Os dirigentes das associações de taxistas admitem novas medidas contra o que chamam de liberalização do sector. A reunião com o Governo sobre a legalização das plataformas como a Uber não os satisfez.

Táxis

A Antral – Associação Nacional dos Transportadores Rodoviários em Automóveis Ligeiros e a Federação Portuguesa do Táxi (FTP) tinham pedido a reunião ao Ministério do Ambiente, que tutela o sector, depois de o Governo anunciar que pretende regulamentar a actividade de plataformas de transporte em automóveis descaracterizados, como a Uber e a Cabify.

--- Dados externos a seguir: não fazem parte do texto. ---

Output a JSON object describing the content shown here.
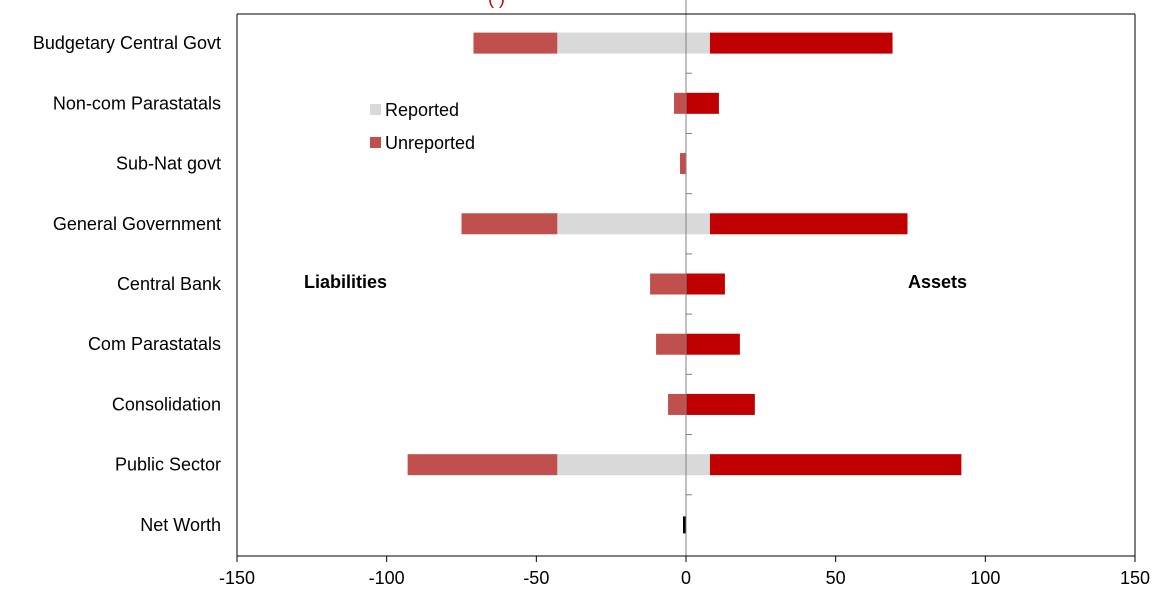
{
  "chart_data": {
    "type": "bar",
    "orientation": "horizontal-diverging",
    "title_fragment": "(                              )",
    "categories": [
      "Budgetary Central Govt",
      "Non-com Parastatals",
      "Sub-Nat govt",
      "General Government",
      "Central Bank",
      "Com Parastatals",
      "Consolidation",
      "Public Sector",
      "Net Worth"
    ],
    "series": [
      {
        "name": "Reported",
        "side": "liabilities",
        "color": "#d9d9d9",
        "values": [
          -43,
          0,
          0,
          -43,
          0,
          0,
          0,
          -43,
          0
        ]
      },
      {
        "name": "Unreported",
        "side": "liabilities",
        "color": "#c0504d",
        "values": [
          -28,
          -4,
          -2,
          -32,
          -12,
          -10,
          -6,
          -50,
          0
        ]
      },
      {
        "name": "Reported",
        "side": "assets",
        "color": "#d9d9d9",
        "values": [
          8,
          0,
          0,
          8,
          0,
          0,
          0,
          8,
          0
        ]
      },
      {
        "name": "Unreported",
        "side": "assets",
        "color": "#c00000",
        "values": [
          61,
          11,
          0,
          66,
          13,
          18,
          23,
          84,
          0
        ]
      },
      {
        "name": "Net Worth",
        "side": "net",
        "color": "#000000",
        "values": [
          0,
          0,
          0,
          0,
          0,
          0,
          0,
          0,
          -1
        ]
      }
    ],
    "legend": {
      "placement": "upper-left-inside",
      "items": [
        {
          "label": "Reported",
          "color": "#d9d9d9"
        },
        {
          "label": "Unreported",
          "color": "#c0504d"
        }
      ]
    },
    "annotations": {
      "left": "Liabilities",
      "right": "Assets"
    },
    "xlim": [
      -150,
      150
    ],
    "xticks": [
      "-150",
      "-100",
      "-50",
      "0",
      "50",
      "100",
      "150"
    ],
    "xtick_values": [
      -150,
      -100,
      -50,
      0,
      50,
      100,
      150
    ],
    "grid": false
  }
}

“Nós não estamos contra as plataformas. O que queremos é ter os mesmos direitos que as plataformas e queremos que àqueles transportadores que vão desenvolver actividade futura debaixo das plataformas seja exigido o mesmo que é exigido aos táxis”, afirmou Carlos Ramos, dirigente da FPT, citado pela “Lusa”.

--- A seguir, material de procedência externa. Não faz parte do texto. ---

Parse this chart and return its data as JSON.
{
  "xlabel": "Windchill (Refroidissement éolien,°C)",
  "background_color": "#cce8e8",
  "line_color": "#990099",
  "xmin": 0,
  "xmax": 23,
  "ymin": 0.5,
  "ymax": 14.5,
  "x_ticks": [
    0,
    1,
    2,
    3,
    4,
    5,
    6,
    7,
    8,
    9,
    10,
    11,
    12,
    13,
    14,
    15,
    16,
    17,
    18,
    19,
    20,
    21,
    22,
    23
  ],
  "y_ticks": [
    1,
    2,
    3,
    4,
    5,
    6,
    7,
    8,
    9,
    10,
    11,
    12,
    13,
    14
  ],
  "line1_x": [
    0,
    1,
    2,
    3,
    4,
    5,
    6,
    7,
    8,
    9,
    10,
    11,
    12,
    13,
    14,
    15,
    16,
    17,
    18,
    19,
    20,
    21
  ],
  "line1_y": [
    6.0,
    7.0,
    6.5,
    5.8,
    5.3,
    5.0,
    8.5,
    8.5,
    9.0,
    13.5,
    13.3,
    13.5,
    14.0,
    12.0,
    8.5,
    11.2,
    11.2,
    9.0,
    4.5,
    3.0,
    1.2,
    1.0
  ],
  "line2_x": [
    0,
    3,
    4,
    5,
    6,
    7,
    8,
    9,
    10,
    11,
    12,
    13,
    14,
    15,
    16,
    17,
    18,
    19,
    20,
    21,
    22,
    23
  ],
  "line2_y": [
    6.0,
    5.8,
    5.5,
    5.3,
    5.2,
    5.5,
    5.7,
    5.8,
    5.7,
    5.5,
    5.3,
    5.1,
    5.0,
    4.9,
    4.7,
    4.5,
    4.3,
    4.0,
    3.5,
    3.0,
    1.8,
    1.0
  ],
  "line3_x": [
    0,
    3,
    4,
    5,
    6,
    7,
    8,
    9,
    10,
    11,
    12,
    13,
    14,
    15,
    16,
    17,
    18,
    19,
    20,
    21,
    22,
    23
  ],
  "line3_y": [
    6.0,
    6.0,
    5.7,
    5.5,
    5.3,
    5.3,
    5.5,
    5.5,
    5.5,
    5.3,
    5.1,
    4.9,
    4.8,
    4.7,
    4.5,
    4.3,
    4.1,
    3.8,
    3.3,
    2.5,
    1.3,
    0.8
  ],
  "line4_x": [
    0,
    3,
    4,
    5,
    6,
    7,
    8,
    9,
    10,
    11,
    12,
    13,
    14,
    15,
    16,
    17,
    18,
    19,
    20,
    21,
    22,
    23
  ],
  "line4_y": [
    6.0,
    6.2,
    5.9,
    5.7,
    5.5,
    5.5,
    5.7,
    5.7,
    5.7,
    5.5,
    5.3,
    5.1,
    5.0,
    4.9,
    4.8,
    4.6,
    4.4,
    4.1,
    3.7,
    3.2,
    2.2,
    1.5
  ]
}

Carlos Ramos acusou o Governo de não actuar perante a ilegalidade em que funcionam as plataformas, acrescentando que os taxistas “não vão permitir” esta situação.

O dirigente afirmou ainda que os taxistas não concordam com o Governo quando pretende que estas plataformas estejam sujeitas a um contingente nacional (sem obrigação de trabalharem um determinado número por região ou município) e não a um contingente regional ou local, como os taxistas.

Para Carlos Ramos, a intenção do Governo é desregulamentar o sector, destruindo um trabalho de 20 anos, e promover “a concorrência desleal” entre taxistas e motoristas de carros descaracterizados.

“Isto há muita coisa que está escuro, para mim. Muito escuro. De forma que nós, associações, teremos que mobilizar o sector e, já que o Governo não tem intenções de fazer parar estes senhores que andam a trabalhar ilegalmente, porque estão ilegais, se calhar terá de ser a indústria a fazer para que isso venha a acontecer”, disse, pelo seu lado, no final do encontro, o dirigente da Antral, Florêncio Almeida.

O dirigente não quis especificar que medidas poderão ser tomadas pelos taxistas. “Muita coisa se poderá fazer e com toda a certeza que daqui para o futuro caberão ao Governo todas as responsabilidades de algo que venha a acontecer na sociedade. Porque elas vão acontecer com toda a certeza”, acrescentou.

Governo garante direitos do sector

O secretário de Estado Adjunto e do Ambiente, José Mendes, destacou, por seu lado, que o Governo está a ouvir os parceiros do sector com vista à elaboração da lei que vai regulamentar as plataformas, que deverá estar pronta em Setembro, seguindo depois o processo de aprovação legislativa.

Até à legalização das plataformas, “a fiscalização está a actuar como sempre actuou”, disse.

José Mendes negou que haja uma intenção de prejudicar os taxistas. “Naquilo que foram as recomendações do grupo de trabalho [criado para analisar medidas para o sector] está recomendado – e nós revemo-nos nessa recomendação – que os direitos que o sector do táxi mantinha vai mantê-los. Ou seja, o sector do táxi tem direito a ter carros caracterizados, tem um conjunto de benefícios fiscais, tem direito a ter praças de táxis na via pública e tem direito a ser mandado parar na via pública, que é uma coisa que nenhum dos outros operadores vai ter”, referiu o governante.

O governante realçou que os taxistas foram recebidos por si e pelo ministro do Ambiente no âmbito da preparação da regulamentação, que durante este processo também vai receber a Uber, a Cabify e a MyTaxi, e que a divergência de opiniões “faz parte de um processo negocial”.

A Uber e a Cabify são plataformas online que permitem pedir carros descaracterizados de transporte de passageiros, com uma aplicação para
smartphones que liga quem se quer deslocar a operadores de transporte.